Cada vez más raras en las grandes ciudades,
las casas nos conectan con nuestras raíces y su arquitectura es capaz de
contar historias y transportar a los visitantes a
diferentes épocas . Estas cinco casas que se muestran a continuación tienen en común que sirven como
legado de arquitectos de renombre que dejaron sus nombres en la historia . A continuación, consulte una selección de casas brasileñas para incluir en su itinerario.
Casa de las Rosas
(Reprodução/ Paulo Pinto/CASACOR)
La Casa das Rosas es un símbolo de la Av.

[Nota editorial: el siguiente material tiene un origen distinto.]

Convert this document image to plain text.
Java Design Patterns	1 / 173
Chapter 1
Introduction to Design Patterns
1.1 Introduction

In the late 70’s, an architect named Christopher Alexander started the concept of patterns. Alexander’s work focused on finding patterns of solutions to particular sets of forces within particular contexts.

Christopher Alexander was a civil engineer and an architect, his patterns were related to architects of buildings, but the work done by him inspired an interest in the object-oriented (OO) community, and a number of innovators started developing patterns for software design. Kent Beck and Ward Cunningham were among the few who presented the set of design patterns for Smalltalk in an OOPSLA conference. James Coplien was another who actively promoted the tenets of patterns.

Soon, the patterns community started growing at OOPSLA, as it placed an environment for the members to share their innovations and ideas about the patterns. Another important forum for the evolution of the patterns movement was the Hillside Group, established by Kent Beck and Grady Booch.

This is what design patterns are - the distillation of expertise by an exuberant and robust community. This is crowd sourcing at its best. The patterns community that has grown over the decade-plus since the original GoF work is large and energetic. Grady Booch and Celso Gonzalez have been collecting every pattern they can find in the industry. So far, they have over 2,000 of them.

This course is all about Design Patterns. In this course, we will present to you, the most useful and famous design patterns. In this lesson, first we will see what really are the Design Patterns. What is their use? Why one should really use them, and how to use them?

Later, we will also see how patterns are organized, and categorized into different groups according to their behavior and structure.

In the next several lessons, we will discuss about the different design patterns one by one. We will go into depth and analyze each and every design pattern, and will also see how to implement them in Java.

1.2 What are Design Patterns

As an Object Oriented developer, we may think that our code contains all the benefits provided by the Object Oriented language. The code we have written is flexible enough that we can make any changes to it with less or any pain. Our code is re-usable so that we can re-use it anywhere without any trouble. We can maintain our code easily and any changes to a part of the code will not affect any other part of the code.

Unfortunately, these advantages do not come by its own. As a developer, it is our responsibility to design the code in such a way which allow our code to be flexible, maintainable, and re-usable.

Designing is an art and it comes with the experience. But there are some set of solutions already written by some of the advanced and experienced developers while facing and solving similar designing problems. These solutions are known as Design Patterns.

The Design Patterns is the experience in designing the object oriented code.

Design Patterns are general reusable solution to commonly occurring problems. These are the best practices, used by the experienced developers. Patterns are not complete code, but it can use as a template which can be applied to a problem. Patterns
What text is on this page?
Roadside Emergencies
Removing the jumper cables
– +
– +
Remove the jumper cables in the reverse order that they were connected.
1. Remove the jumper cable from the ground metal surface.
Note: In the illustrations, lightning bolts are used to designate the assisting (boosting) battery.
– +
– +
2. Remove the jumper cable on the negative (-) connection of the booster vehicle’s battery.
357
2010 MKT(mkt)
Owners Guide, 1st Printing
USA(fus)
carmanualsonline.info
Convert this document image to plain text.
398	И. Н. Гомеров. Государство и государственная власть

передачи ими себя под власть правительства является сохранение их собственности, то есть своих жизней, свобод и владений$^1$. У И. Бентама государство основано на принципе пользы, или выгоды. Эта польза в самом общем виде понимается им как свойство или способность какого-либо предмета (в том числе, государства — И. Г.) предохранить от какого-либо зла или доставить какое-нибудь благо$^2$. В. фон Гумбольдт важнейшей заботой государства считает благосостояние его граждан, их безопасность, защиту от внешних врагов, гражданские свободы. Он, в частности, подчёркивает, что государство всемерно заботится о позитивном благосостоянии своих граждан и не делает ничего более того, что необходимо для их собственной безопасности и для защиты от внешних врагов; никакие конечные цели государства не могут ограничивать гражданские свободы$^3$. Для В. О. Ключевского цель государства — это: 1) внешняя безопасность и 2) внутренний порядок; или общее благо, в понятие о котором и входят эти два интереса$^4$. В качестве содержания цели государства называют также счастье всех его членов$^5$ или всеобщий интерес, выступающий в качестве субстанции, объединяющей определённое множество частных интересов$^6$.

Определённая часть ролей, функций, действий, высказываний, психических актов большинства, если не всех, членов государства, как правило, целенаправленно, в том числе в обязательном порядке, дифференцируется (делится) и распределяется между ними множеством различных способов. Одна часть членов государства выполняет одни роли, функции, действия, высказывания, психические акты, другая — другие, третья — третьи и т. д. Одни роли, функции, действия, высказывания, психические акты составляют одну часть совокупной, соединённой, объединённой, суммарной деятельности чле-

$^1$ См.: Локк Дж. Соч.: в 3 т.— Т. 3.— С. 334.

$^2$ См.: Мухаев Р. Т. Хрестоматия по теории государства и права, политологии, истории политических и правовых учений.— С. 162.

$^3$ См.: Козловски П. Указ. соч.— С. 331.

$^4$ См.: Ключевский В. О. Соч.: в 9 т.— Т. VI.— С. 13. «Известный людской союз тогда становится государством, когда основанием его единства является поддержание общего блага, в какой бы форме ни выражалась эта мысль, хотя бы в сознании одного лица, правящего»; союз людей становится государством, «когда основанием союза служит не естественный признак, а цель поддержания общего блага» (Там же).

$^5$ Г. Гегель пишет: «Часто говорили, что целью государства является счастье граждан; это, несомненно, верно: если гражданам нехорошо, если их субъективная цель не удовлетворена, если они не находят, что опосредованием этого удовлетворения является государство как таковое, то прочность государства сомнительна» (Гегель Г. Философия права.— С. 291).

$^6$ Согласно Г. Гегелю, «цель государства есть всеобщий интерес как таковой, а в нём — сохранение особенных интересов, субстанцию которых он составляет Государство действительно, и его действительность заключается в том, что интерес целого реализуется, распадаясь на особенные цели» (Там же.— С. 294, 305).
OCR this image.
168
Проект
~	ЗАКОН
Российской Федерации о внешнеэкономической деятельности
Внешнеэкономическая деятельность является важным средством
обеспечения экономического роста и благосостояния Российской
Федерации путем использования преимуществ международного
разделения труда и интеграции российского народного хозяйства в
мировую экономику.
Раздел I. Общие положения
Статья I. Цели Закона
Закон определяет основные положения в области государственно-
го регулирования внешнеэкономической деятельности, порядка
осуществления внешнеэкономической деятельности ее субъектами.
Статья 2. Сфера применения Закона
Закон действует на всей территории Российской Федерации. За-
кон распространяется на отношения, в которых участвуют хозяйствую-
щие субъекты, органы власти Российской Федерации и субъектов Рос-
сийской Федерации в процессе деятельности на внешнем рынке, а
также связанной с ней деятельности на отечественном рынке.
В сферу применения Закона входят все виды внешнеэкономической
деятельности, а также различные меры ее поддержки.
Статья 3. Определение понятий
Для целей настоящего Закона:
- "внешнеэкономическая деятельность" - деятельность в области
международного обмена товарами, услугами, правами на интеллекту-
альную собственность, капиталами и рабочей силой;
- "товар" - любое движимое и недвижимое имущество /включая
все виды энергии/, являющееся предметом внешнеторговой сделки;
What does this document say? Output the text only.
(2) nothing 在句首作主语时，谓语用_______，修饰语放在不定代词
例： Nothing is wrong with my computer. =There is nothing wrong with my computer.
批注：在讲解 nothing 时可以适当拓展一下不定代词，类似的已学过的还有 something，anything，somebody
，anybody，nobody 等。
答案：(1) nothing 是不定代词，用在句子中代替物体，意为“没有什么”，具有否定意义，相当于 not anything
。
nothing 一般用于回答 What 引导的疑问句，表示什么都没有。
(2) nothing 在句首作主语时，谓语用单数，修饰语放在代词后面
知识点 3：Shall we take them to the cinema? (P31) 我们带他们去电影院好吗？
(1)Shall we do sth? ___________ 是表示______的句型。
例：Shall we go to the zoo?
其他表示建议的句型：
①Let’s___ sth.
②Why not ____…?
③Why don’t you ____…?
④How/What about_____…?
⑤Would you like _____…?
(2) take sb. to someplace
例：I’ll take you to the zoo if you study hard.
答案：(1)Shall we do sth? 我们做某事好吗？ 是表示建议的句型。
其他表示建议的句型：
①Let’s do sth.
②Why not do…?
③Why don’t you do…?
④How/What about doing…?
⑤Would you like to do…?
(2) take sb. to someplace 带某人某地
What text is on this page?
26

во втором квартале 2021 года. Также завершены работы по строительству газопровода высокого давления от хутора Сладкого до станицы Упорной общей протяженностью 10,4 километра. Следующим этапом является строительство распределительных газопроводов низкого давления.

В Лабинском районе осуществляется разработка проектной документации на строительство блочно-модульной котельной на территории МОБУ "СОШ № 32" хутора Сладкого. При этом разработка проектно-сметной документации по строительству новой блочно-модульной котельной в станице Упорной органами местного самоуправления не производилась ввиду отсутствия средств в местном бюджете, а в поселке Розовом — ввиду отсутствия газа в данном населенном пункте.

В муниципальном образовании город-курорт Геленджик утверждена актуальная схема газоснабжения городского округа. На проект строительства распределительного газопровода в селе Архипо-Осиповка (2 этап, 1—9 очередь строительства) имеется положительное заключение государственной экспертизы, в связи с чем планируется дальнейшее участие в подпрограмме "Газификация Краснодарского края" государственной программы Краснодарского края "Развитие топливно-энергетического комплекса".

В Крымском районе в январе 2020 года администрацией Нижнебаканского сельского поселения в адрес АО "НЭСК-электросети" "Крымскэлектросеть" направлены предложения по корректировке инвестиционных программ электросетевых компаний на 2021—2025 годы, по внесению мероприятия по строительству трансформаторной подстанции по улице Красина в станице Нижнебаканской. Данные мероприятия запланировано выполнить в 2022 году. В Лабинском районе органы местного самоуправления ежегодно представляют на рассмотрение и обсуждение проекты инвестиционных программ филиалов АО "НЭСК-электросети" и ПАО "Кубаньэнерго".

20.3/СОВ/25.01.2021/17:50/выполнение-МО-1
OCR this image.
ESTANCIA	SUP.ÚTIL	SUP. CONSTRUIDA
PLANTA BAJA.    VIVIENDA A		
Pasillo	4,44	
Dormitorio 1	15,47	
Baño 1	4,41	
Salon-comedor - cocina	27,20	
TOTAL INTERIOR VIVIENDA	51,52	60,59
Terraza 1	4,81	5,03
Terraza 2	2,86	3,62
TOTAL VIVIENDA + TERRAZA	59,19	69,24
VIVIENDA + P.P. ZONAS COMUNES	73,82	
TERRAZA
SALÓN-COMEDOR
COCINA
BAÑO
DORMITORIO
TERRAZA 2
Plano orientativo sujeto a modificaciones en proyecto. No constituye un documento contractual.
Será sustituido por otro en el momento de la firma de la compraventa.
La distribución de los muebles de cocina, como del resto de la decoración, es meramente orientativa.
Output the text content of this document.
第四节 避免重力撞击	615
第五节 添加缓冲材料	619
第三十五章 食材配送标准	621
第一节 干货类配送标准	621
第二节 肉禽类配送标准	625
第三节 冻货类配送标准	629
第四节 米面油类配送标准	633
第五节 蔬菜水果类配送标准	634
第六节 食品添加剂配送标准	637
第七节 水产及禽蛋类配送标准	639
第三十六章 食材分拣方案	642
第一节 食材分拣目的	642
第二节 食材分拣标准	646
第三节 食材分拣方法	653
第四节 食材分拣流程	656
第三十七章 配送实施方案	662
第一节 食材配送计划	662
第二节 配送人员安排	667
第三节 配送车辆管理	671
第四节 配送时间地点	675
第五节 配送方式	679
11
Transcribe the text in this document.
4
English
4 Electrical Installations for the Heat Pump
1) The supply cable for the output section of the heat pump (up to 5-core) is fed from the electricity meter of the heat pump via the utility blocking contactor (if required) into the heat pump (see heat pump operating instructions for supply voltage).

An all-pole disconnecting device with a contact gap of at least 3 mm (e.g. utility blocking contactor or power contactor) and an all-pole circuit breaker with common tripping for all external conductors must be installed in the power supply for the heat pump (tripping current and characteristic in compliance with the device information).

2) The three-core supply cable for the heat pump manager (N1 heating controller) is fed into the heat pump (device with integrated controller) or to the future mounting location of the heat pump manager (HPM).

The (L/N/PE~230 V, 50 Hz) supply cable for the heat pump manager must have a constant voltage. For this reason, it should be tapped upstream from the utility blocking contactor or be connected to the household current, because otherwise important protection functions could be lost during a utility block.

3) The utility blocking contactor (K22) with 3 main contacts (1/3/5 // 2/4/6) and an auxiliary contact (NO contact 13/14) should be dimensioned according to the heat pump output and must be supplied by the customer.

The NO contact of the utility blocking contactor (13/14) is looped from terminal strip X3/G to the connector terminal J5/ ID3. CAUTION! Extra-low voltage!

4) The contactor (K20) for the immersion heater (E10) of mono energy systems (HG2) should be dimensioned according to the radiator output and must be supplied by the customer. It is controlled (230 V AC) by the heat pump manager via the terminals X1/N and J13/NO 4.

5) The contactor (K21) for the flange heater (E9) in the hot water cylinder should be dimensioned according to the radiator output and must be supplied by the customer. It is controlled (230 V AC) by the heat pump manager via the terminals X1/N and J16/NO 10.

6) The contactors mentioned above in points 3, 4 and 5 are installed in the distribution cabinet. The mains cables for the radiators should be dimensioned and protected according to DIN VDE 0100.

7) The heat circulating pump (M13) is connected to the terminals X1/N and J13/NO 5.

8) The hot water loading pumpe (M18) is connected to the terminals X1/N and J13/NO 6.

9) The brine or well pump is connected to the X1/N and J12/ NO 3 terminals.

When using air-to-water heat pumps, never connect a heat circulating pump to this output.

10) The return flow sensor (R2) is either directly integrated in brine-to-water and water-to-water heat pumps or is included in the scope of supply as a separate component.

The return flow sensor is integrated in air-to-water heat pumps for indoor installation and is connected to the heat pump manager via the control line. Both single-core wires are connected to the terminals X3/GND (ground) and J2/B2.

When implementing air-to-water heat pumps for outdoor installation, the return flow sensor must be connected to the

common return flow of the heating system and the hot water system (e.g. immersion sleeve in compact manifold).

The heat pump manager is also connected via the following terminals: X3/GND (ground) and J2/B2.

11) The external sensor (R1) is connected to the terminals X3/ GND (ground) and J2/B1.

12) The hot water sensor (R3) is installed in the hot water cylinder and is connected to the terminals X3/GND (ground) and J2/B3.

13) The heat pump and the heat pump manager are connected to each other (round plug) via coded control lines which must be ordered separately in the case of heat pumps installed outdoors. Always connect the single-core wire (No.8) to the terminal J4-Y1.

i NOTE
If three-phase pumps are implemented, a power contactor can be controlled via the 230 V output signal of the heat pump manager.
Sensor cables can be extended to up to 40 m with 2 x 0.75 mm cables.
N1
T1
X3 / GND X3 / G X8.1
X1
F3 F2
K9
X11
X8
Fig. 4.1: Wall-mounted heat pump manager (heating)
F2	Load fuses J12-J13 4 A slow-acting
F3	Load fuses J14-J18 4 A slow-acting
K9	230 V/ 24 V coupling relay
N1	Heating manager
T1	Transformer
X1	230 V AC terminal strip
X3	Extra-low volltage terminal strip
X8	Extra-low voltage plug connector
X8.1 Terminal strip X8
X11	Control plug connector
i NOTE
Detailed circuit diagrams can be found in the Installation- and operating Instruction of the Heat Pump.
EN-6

Paulista y relata la historia de la región durante la época cafetalera, cuando la avenida, hoy conocida por sus oficinas y restaurantes, era el
punto de encuentro de
los millonarios de la época . Construido en 1928 y terminado en 1935 por
el arquitecto Francisco de Paula Ramos de Azevedo , el edificio fue un regalo a sus herederos, quienes permanecieron en la residencia hasta la década de 1980, cuando Paulista ya tomó la forma del centro metropolitano que conocemos hoy.
Casa de cristal
A Casa de Vidro, de Lina Bo Bardi (Nelson Kon/CASACOR)
Casa Modernista, localizada no bairro Vila Mariana (Pedro Kok/CASACOR)
Diseñada en 1927 por el arquitecto ucraniano
Gregori Warchavchik (1896-1972), la Casa Modernista es considerada la primera obra del movimiento modernista construida en Brasil. La residencia albergó al arquitecto y su esposa Mina Klabin, hija de un magnate industrial de la época, y la casa modernista generó varias repercusiones en la prensa y la opinión pública sobre su propuesta. En 1984, la residencia fue catalogada . Casa Vilanova Artigas
Construida en 1949, en São Paulo, tanto la casa como su arquitecto,
Vilanova Artigas , son grandes referentes de
la arquitectura moderna en Brasil y fue la residencia en la que vivió el arquitecto. Los
espacios abiertos de la casa reflejan inmediatamente el estilo de Artigas de democratizar los accesos y renunciar a puertas y mamparas.
Casa Zalszupin
(Reprodução/Paul Clemence/CASACOR)
Actualmente celebrada como casa museo, la residencia que albergó al arquitecto polaco
Jorge Zalszupin fue para él una segunda oportunidad: un
judío que huía de la Segunda Guerra Mundial . Emigró a Brasil en 1947 después de leer en una revista francesa que Brasil era "
el país de la nueva arquitectura ". Además de la arquitectura de la casa, los visitantes también disfrutarán apreciando los muebles diseñados por Zalszupin durante más de 60 años.